L’inclita casa estense colmò di benefici e di feudi la
casa Bojarda in premio della sua fedeltà di buoni vassalli.
Il nonno del conte Matteo, chiamato Feltrino, fu portator
di spada del duca Borso; e Borso e il duca Ercole, e poi
anche papi, furono ospiti in quel castello di Scandiano,
che era tutto lieto di affreschi, peschiere, fontane e viali di
pioppe, la gloriosa aerea pianta delle terre emiliane.
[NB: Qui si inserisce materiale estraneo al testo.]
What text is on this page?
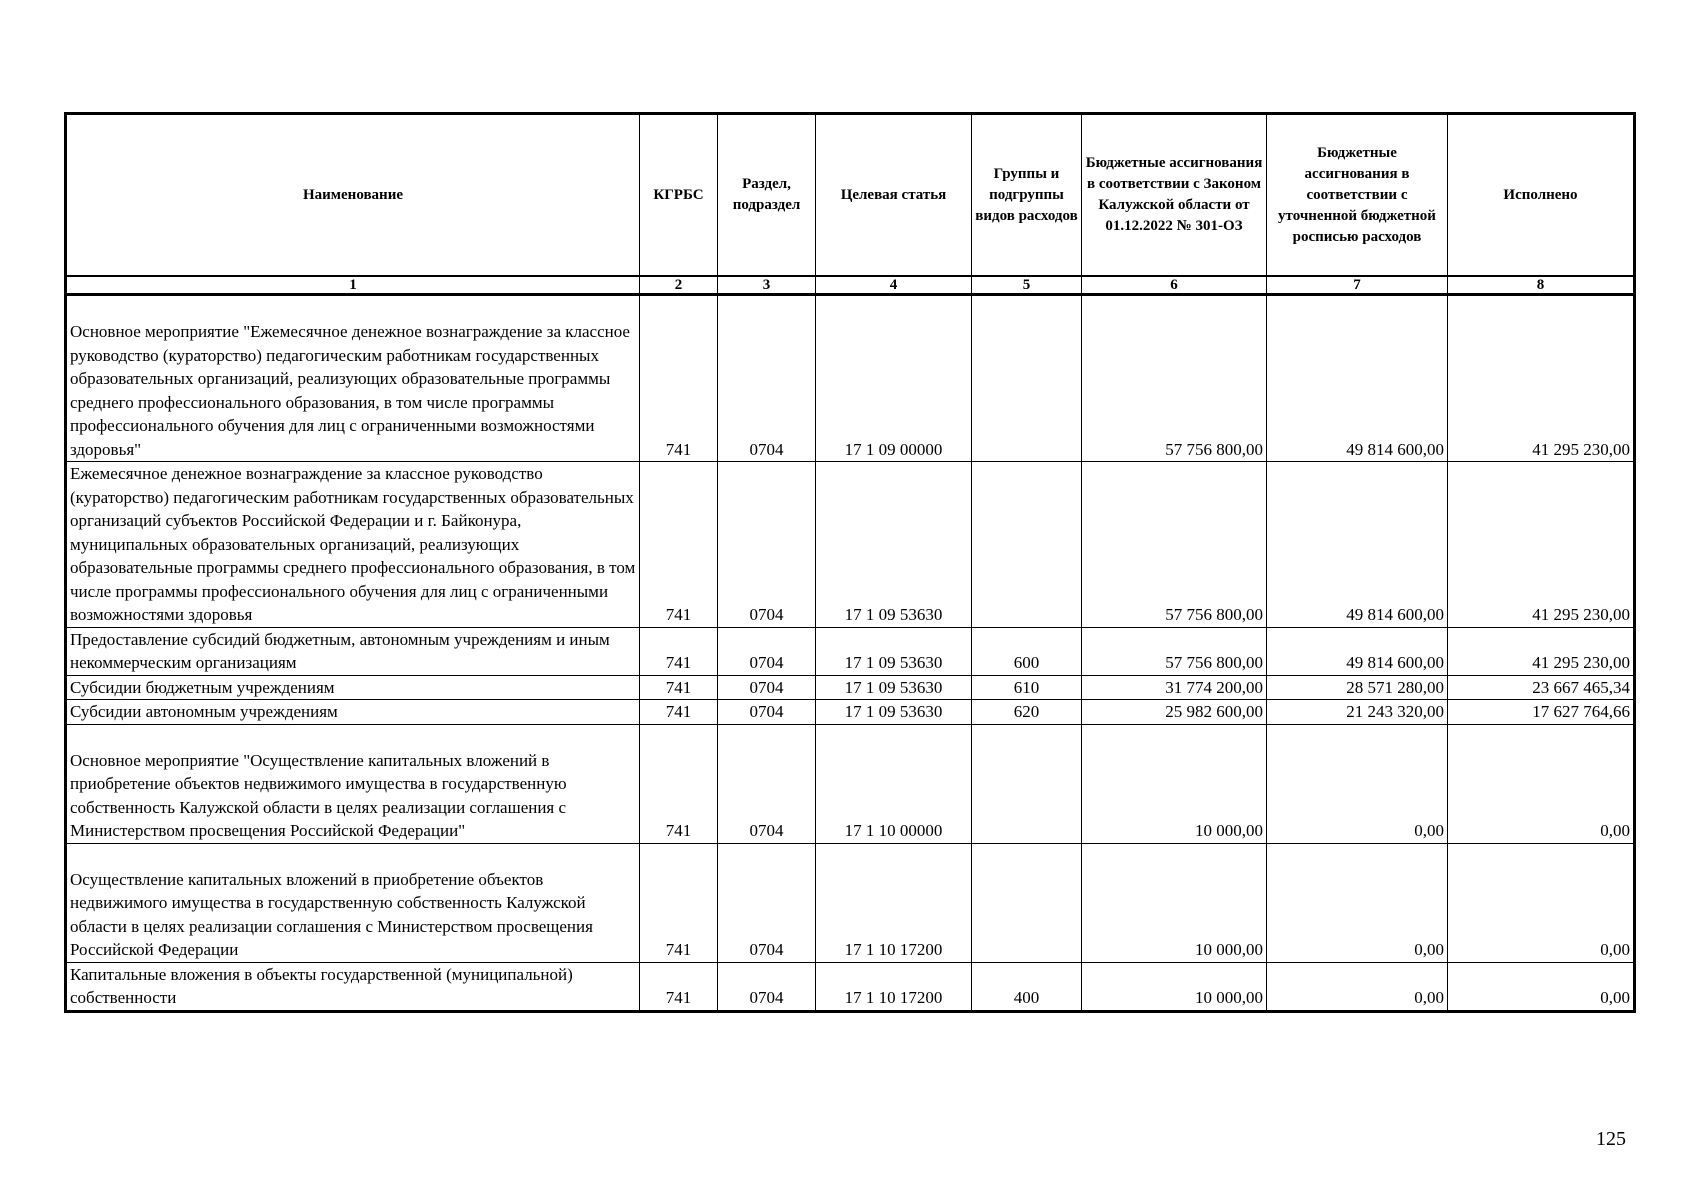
Наименование	КГРБС	Раздел, подраздел	Целевая статья	Группы и подгруппы видов расходов	Бюджетные ассигнования в соответствии с Законом Калужской области от 01.12.2022 № 301-ОЗ	Бюджетные ассигнования в соответствии с уточненной бюджетной росписью расходов	Исполнено
1	2	3	4	5	6	7	8
Основное мероприятие "Ежемесячное денежное вознаграждение за классное руководство (кураторство) педагогическим работникам государственных образовательных организаций, реализующих образовательные программы среднего профессионального образования, в том числе программы профессионального обучения для лиц с ограниченными возможностями здоровья"	741	0704	17 1 09 00000		57 756 800,00	49 814 600,00	41 295 230,00
Ежемесячное денежное вознаграждение за классное руководство (кураторство) педагогическим работникам государственных образовательных организаций субъектов Российской Федерации и г. Байконура, муниципальных образовательных организаций, реализующих образовательные программы среднего профессионального образования, в том числе программы профессионального обучения для лиц с ограниченными возможностями здоровья	741	0704	17 1 09 53630		57 756 800,00	49 814 600,00	41 295 230,00
Предоставление субсидий бюджетным, автономным учреждениям и иным некоммерческим организациям	741	0704	17 1 09 53630	600	57 756 800,00	49 814 600,00	41 295 230,00
Субсидии бюджетным учреждениям	741	0704	17 1 09 53630	610	31 774 200,00	28 571 280,00	23 667 465,34
Субсидии автономным учреждениям	741	0704	17 1 09 53630	620	25 982 600,00	21 243 320,00	17 627 764,66
Основное мероприятие "Осуществление капитальных вложений в приобретение объектов недвижимого имущества в государственную собственность Калужской области в целях реализации соглашения с Министерством просвещения Российской Федерации"	741	0704	17 1 10 00000		10 000,00	0,00	0,00
Осуществление капитальных вложений в приобретение объектов недвижимого имущества в государственную собственность Калужской области в целях реализации соглашения с Министерством просвещения Российской Федерации	741	0704	17 1 10 17200		10 000,00	0,00	0,00
Капитальные вложения в объекты государственной (муниципальной) собственности	741	0704	17 1 10 17200	400	10 000,00	0,00	0,00
125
E
c’era tutta una tradizione di liberalità di padre in figlio,
tanto che si diceva per motto: “Iddio ti mandi a casa Bojardi”.
E la bella tradizione fu conservata anche da Matteo
quando si trovò ad esser lui capo della casa: non sdegnava vivere fra il popolo, e scriveva alla comunità di Scandiano che a lui “siccome a uomo amator della patria, niente è piú bello che beneficare i suoi”.
Suonano le campane di Scandiano. Che era? Il fuoco?
I malandrini? La festa di un santo? Era il signor conte che
aveva trovato un bel nome per il suo romanzo; Rodamonte, Aquilante, Doralice, Dragontilla, Brunello, Fiordespina, Gradasso, Agricane, Rabicano.